Markulli ise, güvenlik ve garantiler konusunda görüşme başlar başlamaz müzakerelerde ilk ciddi çatırtının duyulduğunu iddia etti. Markulli, Türk yetkilerin “milliyetçi ve kışkırtıcı” olarak nitelendirdiği açıklamalarının sürece yardımcı olmamakla kalmayıp, müzakere sürecini yıkmayı hedeflediğini öne sürdü.

Müzakere grubu üyeleri Hrisostomidis ve Markulli’ye müzakerelerde yeni bir ilerleme sağlanması için ne yapılması gerektiği sorusu da soruldu.

Habere göre Hrisostomidis, verimli bir diyaloğun olması ve anlaşmanın kıyısına yaklaşılması için toprak, güvenlik ve garantiler konularında ilerleme olması gerektiği değerlendirmesinde bulundu.

Bu konularda atmosferin değişmesi için AB ve BM Güvenlik Konseyi’nin müdahilliğinin çok faydalı olacağına işaret eden Hrisostomidis, yeni bir müzakere başlayana kadar çıkmazdan, müzakerelerin kopmasından ve zaman kaybından kaçınılması için, şimdi iyi bir perspektif olmasa da diyaloğun sürmesi gerektiği yönündeki düşüncesini aktardı.

Hrisostomidis, sadece mülkiyet ya da yönetimde, değil tüm konularda diyaloğun sürmesi gerektiğini söyleyerek, Kıbrıs Rum tarafının daha fazla ciddi ya da genel başka tavizlerde bulunmaması gerektiğini de belirtti.

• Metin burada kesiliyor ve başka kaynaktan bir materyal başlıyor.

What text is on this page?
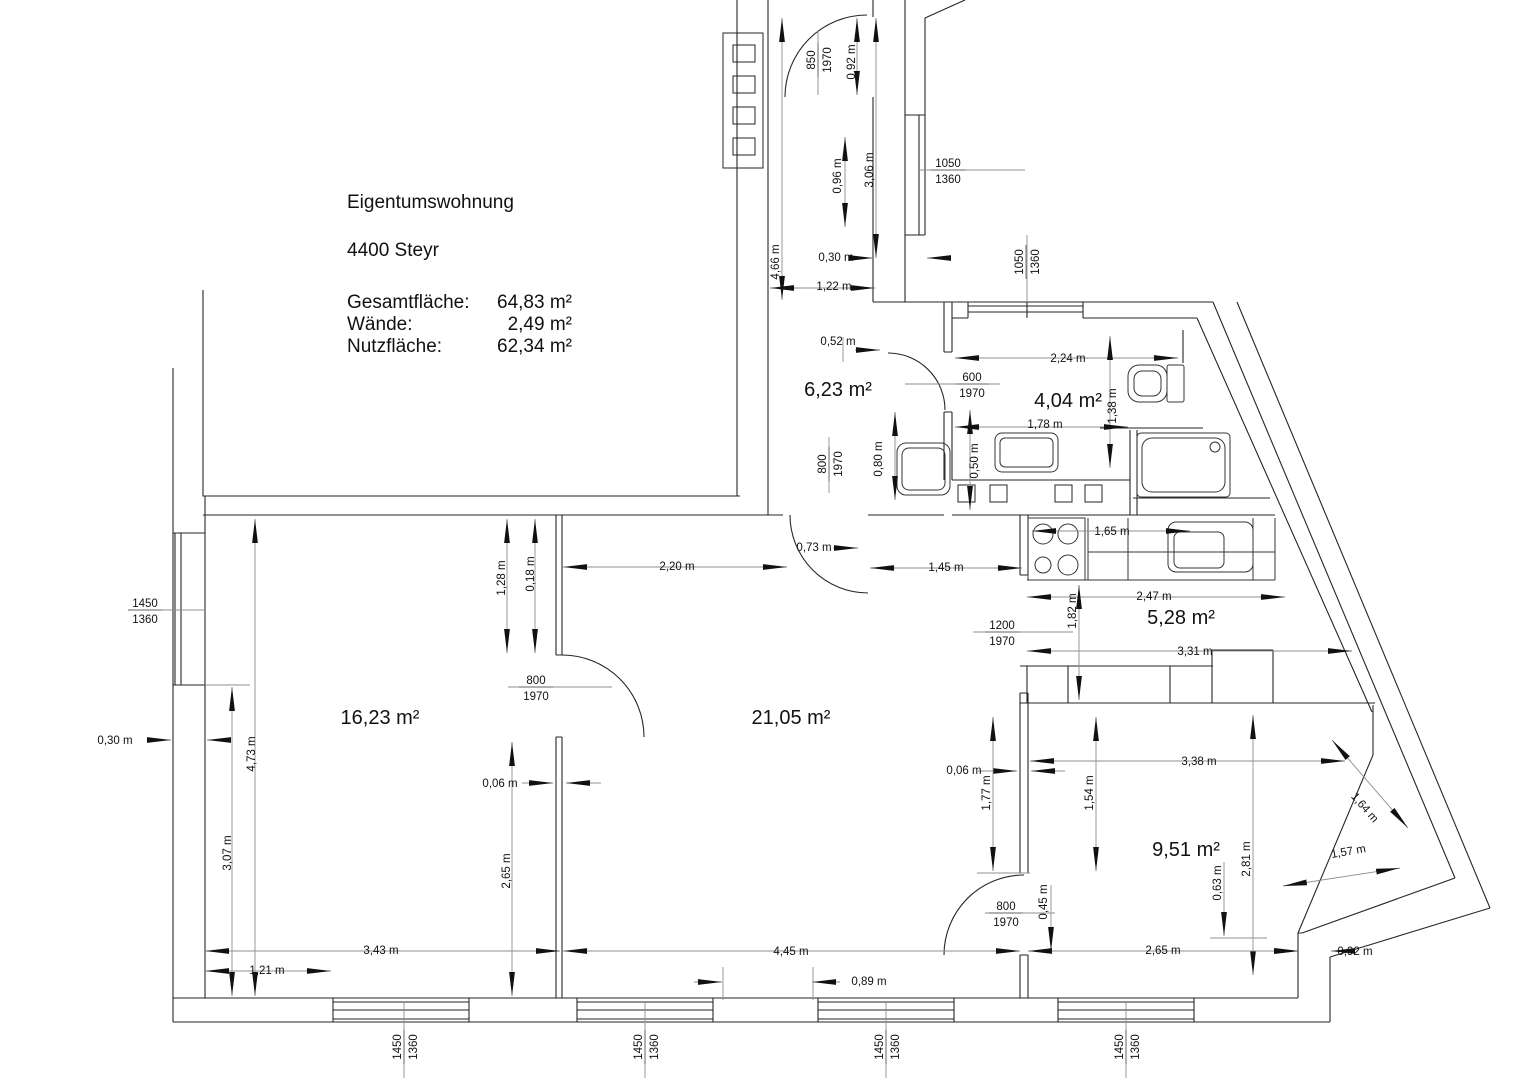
Eigentumswohnung
4400 Steyr
Gesamtfläche:	64,83 m²
Wände:	2,49 m²
Nutzfläche:	62,34 m²
6,23 m²	4,04 m²
5,28 m²
16,23 m²	21,05 m²
9,51 m²
0,92 m
0,96 m 3,06 m
4,66 m	0,30 m
1,22 m
0,52 m
2,24 m
1,78 m
1,38 m
0,80 m	0,50 m
0,73 m
1,45 m
1,65 m
2,47 m
1,82 m
3,31 m
0,30 m	4,73 m
3,07 m
1,28 m 0,18 m	2,20 m
0,06 m
2,65 m
0,06 m
1,77 m	1,54 m
3,38 m
2,81 m
0,63 m
1,64 m
1,57 m
0,45 m
3,43 m
1,21 m
4,45 m
0,89 m
2,65 m	0,92 m
850 1970
1050
1360
1050 1360
600
1970
800 1970
1450
1360
800
1970
1200
1970
800
1970
1450 1360	1450 1360	1450 1360	1450 1360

Markulli ise, beş başlıkta da yoğunlaştırılmış bir müzakerenin yeniden başlaması gerektiğini belirtirken, Kıbrıs Türk tarafının niyetleriyle ilgili görüntünün belli olması için topraktaki müzakerenin doğrudan mülkiyetle bağlanması gerektiğini savundu.

Müzakereler yoğunlaştırıldığında Kıbrıs Türk tarafının siyasi irade göstermesi gerektiğini de savunan Markulli, Kıbrıs Rum tarafının halihazırda sınırlarına ulaştığını öne sürdü.